In 10 minutes, I discover I’ve two resident geckos the size of 5 inches long and 1 1/2 inches wide. They’re on my wall and over my bed. Being from Hawaii, geckos “come” with the house…they’re light fixtures! BUT these “VARANASI Geckos” are GIGANTIC FAT and look lethal. I’m afraid they’re going to eat me alive as I sleep! And if worse can’t get worse-R, the flourescent lights in my room attracts huge flying ants, termites and random bugs in large quantities. The word I’m reaching for is SWARM … we’re talking like “infestation quantities!!! “
It’s really freaking me out.
- Ganapati guesthouse: my room with geckos
It’s 12AM, the last hotel light went out in my hotel.
All is dark.
I’m outside my room smoking cigs to kill time with my room light off . I’m seriously contemplating how weird it’d be if I brought my sleeping bag out and slept on the tables outside….
I go back in & attempt sleep.
In my silk liner, wrapped tight like a mummy, sweating profusely, I’m paranoid and afraid to reveal ANY skin to the air around me. The moisture on my skin might tempt the bugs and mosquitoes .
I pull my liner over my face.
Too friggin hot!
My hair is wrapped in my mosquito-sprayed bandana & every little “itch” grows bed bugs in my mind. This is torture.
I’m a bit overwhelmed with my situation. Nepal seemed so much slower and …cleaner.
Right now I’m not crazy about being alone. I want to whine. I want someone to share my misery with me or at least to laugh sarcastically with as to this situation. A traveler told me that it will take a couple of days for me to adjust to Varanasi and get the hang of it. He says the city is really FUN. Right now all I see is ‘Yuck’! I wondered what the difference was between a “Guest House” and “hotel” …this could probably be the quintessentially worst definition.
Sleeping with one eye open…
The next day, I changed rooms .
I complained about the bug shack of a room I had and upgraded to a palace with ahhhh AC. This cost a 100 Rupees more than my last room (a $2 USD difference). It was too much of a room for me, so I picked up a fellow traveler, Lee (from China) to split the cost of the room. Tonight I
pay $10. No bugs.
- ganapati guesthouse

- Lee from China is a 30-something friendly accountant with a thick accent and moderate English-speaking skills.

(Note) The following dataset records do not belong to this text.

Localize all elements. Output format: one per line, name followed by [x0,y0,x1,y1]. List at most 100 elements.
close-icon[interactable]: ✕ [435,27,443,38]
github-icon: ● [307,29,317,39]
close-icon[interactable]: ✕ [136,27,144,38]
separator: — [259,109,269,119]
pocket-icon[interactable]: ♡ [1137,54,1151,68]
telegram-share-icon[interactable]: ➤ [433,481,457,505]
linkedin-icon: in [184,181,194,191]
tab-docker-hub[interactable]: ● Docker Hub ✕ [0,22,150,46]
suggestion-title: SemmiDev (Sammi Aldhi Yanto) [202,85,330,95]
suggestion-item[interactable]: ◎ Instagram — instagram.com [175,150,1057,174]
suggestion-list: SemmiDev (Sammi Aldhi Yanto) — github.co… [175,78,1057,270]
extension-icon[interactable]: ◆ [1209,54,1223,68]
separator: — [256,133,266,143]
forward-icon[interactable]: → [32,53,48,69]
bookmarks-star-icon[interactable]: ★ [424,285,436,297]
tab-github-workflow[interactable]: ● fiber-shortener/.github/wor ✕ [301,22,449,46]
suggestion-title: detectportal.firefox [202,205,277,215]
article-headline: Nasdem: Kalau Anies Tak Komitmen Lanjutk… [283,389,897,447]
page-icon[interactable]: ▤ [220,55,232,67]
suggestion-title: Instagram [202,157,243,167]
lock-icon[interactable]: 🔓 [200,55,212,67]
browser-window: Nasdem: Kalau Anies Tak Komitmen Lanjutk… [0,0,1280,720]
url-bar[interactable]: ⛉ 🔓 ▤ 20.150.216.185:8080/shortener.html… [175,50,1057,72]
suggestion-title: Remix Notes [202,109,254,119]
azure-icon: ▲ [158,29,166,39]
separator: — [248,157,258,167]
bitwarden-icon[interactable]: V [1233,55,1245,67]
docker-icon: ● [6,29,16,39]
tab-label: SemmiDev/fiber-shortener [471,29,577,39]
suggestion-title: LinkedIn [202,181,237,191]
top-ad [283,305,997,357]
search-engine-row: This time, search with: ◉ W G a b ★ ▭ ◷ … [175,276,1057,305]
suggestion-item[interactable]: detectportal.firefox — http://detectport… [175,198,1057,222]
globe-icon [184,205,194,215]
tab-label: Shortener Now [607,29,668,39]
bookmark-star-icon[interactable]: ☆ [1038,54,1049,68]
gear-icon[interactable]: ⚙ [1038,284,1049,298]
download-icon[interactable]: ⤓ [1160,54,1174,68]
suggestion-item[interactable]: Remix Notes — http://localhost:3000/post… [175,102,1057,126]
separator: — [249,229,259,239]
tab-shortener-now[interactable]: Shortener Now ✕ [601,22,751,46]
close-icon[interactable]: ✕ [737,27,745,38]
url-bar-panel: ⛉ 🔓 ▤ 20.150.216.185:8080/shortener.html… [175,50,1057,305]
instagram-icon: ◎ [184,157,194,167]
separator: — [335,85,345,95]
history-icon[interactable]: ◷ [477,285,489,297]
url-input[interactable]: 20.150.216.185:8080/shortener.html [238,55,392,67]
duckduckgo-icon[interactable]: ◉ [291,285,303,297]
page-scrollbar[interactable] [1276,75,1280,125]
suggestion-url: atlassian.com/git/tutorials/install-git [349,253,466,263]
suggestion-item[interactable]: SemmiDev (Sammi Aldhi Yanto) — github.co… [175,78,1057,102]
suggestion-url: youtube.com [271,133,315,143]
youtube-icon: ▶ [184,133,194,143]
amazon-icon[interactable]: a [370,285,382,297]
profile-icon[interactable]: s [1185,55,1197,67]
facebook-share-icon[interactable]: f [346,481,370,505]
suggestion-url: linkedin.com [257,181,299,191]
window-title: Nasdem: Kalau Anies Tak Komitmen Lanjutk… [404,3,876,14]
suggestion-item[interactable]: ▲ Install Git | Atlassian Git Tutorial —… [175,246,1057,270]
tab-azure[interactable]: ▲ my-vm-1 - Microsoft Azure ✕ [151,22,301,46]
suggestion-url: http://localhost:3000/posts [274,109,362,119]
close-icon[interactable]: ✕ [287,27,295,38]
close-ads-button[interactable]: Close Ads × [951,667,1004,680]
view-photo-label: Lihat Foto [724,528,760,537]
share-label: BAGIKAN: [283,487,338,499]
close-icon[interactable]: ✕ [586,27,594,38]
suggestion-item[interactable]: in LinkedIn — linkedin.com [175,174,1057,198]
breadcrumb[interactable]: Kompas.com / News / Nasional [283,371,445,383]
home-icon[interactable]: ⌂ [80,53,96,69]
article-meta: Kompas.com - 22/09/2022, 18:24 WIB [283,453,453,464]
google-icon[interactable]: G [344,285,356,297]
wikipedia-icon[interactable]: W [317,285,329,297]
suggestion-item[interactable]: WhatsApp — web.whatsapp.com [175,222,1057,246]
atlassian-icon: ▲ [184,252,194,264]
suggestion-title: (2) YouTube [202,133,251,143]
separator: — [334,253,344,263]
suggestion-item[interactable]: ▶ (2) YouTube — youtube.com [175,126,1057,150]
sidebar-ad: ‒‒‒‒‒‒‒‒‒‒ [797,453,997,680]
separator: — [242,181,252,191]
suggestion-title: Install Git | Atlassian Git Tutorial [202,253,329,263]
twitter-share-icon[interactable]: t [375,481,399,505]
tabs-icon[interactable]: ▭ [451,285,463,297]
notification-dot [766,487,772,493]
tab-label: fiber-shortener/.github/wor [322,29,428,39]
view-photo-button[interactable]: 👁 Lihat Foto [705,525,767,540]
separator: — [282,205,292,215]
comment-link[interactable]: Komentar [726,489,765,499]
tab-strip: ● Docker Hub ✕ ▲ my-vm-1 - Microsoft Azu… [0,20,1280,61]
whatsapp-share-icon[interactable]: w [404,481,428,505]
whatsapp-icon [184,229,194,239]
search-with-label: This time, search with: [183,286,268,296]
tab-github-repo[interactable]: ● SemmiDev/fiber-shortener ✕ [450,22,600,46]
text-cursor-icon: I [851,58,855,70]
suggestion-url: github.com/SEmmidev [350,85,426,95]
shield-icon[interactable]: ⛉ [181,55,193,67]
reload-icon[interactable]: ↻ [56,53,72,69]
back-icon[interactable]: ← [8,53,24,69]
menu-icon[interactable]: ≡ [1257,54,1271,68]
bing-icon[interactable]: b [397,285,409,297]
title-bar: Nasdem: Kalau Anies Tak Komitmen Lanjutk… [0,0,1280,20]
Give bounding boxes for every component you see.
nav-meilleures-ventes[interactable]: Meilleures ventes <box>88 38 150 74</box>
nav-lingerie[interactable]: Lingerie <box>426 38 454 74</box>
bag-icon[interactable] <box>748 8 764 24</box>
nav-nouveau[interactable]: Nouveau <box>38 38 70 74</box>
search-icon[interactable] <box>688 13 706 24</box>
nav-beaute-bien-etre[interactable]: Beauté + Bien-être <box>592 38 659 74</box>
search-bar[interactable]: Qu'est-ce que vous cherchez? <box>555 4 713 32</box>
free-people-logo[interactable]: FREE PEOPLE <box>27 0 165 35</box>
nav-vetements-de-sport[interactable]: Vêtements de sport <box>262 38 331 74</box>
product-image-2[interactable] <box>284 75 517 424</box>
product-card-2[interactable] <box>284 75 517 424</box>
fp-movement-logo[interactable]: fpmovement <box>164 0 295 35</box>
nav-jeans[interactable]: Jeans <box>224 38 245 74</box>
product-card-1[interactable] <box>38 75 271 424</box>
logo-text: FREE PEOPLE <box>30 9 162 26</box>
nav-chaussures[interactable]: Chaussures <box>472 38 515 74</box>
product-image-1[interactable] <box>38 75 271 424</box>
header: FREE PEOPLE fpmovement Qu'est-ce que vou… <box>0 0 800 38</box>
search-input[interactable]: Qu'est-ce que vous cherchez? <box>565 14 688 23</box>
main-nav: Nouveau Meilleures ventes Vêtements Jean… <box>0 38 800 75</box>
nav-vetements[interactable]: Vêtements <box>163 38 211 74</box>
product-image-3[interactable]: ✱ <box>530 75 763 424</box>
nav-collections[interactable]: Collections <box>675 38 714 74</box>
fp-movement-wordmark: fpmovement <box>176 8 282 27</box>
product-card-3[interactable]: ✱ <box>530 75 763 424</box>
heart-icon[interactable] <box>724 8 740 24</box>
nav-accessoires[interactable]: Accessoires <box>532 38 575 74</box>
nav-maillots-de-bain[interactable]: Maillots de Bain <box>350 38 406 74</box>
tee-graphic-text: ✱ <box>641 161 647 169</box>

Funniest thing is that I stayed at the Ganpati in Varanasi and I LOVED it, even though my room looked pretty much exactly like yours, except mine was painted in blue and red. (Maybe it even was the same room repainted since you were there.)
I agree the bed was like an exceptionally hard table topped with not-perfectly-clean sheets, but I was just happy that the bed was so high off the ground that things like rats probably wouldn’t get on it. Hmmm. Maybe I just have lower standards than you. Haha.
[Reply]
Christine Ka'aloa Reply:
July 23rd, 2011 at 10:50 pm
@Odysseus Drifts: Wow, you stayed there too? It was really the first night’s bug impression and the fact I didn’t have even a window in the sweltering humidity, that soured my experience. That night, I was sweating bullets and yet, afraid of the bugs so I was wrapped in my silk liner– with only my face exposed. Horrible. It got better when I changed rooms tho. It’s actually such an ideal location – I loved that the Ganges was right there!